Updated for 2014, the Trailbreaker Pants are even better than before.
“One of the updates to the pants was the addition Pertex® Shield + fabric in the lower legs,” says Sirirot, referencing the high-performance fabric now used in the Trailbreakers. The designers also added suspenders: “We continue to hear from our Ambassadors and customers that suspenders are frequently used in the backcountry,” says Sirirot. Last, the designers updated the gaiter to include the powerstrap slot, which helps hold the cuffs in place in deep snow.
Building on the success of the pants, the line expands to include a jacket in 2014 — a request that also came from Volken.
“Martin Volken has been and continues to be the driver behind the Trailbreaker Pants,” says Sirirot. “He’s been asking for the jacket counterpart for a while.”

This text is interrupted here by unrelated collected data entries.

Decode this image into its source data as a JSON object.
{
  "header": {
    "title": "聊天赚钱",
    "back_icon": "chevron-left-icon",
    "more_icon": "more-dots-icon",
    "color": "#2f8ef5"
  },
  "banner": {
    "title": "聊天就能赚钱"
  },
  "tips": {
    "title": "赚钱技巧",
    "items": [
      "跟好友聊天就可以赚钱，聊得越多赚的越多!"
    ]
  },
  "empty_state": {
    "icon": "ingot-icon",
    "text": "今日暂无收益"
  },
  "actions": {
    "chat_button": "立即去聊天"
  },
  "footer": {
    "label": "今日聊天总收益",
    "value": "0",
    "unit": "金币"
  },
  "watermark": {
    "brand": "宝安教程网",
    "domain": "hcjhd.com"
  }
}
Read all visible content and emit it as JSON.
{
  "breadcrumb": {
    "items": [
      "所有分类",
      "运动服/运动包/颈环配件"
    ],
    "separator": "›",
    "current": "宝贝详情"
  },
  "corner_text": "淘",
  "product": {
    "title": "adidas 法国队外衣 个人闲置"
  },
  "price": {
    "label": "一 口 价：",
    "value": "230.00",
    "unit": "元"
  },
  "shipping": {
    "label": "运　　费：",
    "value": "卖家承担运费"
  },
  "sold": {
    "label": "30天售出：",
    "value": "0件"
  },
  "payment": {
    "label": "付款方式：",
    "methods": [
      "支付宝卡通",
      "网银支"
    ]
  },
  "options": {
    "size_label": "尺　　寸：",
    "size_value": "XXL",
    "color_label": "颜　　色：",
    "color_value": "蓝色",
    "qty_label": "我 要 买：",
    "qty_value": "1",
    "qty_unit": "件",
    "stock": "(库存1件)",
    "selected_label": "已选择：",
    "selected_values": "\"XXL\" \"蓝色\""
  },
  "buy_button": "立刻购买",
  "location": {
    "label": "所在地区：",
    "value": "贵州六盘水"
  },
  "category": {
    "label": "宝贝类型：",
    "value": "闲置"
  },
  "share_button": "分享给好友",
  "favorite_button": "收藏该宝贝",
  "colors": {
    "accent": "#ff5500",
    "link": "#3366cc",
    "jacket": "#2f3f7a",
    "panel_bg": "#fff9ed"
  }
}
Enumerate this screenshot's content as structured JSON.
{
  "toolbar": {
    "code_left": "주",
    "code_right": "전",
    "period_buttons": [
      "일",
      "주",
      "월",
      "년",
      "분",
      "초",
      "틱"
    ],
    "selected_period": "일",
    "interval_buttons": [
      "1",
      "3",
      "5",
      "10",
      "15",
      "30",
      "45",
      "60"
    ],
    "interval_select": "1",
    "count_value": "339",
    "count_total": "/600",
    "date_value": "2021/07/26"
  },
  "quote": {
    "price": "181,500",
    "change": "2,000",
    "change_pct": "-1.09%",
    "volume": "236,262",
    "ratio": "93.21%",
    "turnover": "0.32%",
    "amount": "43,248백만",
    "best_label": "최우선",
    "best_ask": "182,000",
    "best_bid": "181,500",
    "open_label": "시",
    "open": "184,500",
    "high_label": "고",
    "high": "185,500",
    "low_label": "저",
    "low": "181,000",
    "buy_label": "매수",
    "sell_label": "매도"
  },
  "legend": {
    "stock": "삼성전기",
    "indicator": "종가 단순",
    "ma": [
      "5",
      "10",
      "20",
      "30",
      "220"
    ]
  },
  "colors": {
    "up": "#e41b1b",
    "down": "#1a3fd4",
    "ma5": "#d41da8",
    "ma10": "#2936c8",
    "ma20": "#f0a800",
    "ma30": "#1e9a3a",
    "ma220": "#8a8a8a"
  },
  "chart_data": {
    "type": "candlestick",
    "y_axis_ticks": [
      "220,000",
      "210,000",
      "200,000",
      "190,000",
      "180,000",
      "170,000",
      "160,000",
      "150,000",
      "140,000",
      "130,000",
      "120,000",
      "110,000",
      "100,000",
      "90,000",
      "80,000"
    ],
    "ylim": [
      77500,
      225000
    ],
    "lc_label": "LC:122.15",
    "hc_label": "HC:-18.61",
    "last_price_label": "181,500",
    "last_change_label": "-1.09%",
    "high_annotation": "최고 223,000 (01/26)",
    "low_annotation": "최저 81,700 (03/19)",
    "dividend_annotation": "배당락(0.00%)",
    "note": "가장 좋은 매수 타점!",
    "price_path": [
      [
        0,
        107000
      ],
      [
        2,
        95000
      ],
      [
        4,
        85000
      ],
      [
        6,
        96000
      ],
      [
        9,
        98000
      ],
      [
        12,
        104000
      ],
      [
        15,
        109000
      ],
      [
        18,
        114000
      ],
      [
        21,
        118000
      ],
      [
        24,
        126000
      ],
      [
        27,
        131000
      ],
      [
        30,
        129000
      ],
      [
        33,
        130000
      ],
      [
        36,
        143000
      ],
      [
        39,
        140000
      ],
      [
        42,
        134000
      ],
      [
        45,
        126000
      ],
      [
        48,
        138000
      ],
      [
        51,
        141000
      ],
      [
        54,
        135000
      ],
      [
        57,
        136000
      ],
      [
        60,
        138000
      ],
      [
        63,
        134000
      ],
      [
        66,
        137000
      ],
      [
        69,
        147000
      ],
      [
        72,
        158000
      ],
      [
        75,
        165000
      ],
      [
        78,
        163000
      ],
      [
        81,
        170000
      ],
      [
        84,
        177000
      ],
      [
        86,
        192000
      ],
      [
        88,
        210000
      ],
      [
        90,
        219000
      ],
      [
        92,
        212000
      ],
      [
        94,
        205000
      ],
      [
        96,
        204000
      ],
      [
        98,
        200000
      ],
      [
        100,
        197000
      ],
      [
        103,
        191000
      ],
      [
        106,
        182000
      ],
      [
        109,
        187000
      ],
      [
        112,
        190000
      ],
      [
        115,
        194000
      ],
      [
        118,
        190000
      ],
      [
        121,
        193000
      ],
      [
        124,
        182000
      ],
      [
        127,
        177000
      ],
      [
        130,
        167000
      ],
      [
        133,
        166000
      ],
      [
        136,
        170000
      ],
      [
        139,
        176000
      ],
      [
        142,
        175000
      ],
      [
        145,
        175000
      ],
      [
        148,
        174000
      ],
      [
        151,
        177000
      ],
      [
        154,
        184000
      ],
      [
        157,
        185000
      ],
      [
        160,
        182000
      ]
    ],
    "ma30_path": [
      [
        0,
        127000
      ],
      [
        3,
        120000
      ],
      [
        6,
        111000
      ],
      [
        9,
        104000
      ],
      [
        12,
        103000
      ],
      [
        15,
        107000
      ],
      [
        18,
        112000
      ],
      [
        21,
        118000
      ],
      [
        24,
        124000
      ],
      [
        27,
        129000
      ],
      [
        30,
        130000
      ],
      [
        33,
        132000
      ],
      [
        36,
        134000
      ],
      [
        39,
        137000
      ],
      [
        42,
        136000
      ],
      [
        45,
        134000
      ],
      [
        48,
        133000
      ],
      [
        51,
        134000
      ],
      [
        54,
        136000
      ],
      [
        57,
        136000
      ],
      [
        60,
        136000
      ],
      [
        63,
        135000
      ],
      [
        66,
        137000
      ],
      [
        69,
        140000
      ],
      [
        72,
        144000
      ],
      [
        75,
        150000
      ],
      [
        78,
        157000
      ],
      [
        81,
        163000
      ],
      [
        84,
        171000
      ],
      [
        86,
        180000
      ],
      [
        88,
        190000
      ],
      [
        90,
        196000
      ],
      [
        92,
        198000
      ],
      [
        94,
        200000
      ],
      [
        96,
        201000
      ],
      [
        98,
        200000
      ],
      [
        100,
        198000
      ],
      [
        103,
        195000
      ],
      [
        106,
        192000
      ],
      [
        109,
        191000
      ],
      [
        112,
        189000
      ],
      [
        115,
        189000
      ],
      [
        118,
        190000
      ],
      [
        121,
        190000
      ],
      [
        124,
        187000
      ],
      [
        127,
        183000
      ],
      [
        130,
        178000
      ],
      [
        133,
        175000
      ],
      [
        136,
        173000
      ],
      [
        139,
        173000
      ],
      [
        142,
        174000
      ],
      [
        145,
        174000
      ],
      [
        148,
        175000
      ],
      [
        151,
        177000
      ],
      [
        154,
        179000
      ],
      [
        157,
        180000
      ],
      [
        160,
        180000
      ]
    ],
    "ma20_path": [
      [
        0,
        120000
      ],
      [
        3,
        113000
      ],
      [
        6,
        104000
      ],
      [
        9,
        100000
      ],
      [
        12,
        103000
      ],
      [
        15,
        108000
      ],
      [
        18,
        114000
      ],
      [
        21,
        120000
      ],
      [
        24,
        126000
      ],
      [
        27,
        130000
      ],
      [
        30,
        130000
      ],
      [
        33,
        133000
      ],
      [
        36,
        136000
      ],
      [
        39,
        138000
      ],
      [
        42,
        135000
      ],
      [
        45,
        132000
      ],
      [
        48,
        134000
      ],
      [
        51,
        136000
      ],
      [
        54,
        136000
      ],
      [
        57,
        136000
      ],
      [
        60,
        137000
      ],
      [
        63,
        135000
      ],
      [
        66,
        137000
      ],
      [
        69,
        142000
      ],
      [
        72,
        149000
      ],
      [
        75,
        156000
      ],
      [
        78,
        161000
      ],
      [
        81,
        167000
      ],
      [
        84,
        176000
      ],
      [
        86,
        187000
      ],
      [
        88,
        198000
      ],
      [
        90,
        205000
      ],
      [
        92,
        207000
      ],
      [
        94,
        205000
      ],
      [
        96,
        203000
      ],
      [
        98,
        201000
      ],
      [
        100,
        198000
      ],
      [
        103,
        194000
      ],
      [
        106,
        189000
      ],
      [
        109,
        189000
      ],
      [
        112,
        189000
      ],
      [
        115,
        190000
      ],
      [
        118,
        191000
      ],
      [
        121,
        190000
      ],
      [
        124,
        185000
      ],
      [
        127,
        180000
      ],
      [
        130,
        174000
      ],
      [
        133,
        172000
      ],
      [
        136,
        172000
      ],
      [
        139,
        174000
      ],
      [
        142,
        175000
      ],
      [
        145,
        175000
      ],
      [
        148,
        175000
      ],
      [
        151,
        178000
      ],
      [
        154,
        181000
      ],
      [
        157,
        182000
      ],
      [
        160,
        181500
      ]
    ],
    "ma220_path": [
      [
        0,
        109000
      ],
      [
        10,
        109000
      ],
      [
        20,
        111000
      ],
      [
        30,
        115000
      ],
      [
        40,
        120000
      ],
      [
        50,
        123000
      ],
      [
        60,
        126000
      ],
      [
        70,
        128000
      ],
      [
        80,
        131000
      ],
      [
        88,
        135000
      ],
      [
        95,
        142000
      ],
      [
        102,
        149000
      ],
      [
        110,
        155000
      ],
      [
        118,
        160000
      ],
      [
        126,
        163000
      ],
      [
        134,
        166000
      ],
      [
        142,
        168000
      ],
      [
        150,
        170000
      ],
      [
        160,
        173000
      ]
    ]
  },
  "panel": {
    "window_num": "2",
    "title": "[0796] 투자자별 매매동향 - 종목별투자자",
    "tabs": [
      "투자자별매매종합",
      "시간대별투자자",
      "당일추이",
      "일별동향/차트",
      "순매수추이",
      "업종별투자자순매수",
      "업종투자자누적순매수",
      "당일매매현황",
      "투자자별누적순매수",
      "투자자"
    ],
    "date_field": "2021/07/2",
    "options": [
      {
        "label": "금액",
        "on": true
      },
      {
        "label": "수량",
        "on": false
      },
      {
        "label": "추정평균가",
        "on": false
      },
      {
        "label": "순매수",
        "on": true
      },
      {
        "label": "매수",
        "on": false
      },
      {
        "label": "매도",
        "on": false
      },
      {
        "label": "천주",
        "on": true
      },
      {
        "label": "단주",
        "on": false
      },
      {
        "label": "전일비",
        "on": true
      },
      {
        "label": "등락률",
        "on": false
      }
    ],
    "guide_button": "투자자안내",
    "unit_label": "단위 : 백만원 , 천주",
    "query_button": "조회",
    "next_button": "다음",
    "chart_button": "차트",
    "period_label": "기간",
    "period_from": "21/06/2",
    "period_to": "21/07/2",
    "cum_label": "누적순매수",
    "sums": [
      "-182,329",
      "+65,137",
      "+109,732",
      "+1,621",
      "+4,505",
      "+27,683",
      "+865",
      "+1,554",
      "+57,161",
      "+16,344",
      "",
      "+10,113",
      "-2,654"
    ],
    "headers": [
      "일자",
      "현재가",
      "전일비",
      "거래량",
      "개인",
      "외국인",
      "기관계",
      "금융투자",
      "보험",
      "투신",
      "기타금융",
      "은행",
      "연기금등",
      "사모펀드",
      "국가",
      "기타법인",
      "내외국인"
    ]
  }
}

Finally this year he got his wish.
“The jacket was designed to go with the pants,” says Melanie Sirirot. “We wanted to create a soft shell for touring, but in a jacket that gave a bit more protection from wet snow,” something that according to Volken would fill a huge gap in the Outdoor Research line.
“The Trailbreaker Jacket was badly needed,” says Volken. “There was a large gap in the line between the Ferrosi Jacket and the Cirque Jacket,” says Volken, referencing two well-loved Outdoor Research soft shell jackets.
“Essentially what I was asking for was a Ferrosi on steroids,” says Volken. The Ferrosi Jacket, weighing in at 13.6 ounces, is an incredibly lightweight technical soft shell with wind resistance, water resistance and breathability. Volken’s idea was to, “create a bit more weather protection without cutting down on breathability too much,” something this Washington-based guide desperately wanted for his time in Cascade Mountains of the Pacific Northwest.
The jacket was designed much the way the pants were designed: with strategically placed waterproof Pertex® Shield+ fabric where it’s needed most — in the case of the jacket, the shoulders and hood — and the rest of the jacket constructed from a more breathable, temperature-regulating double weave soft shell.
This technical jacket also includes touring-friendly features like mechanical stretch, the Halo Hood™ closure system — which seals out bad weather without limiting peripheral vision — pit zips to dump excess heat , two large internal pockets and articulated elbows.
“I have tested several different prototypes of the Trailbreaker Jacket all over the planet over the last couple of years,” says Volken. “The design objective was to make the best overall usage ski touring pant / jacket combo on the market, and I believe Outdoor Research has achieved that goal.”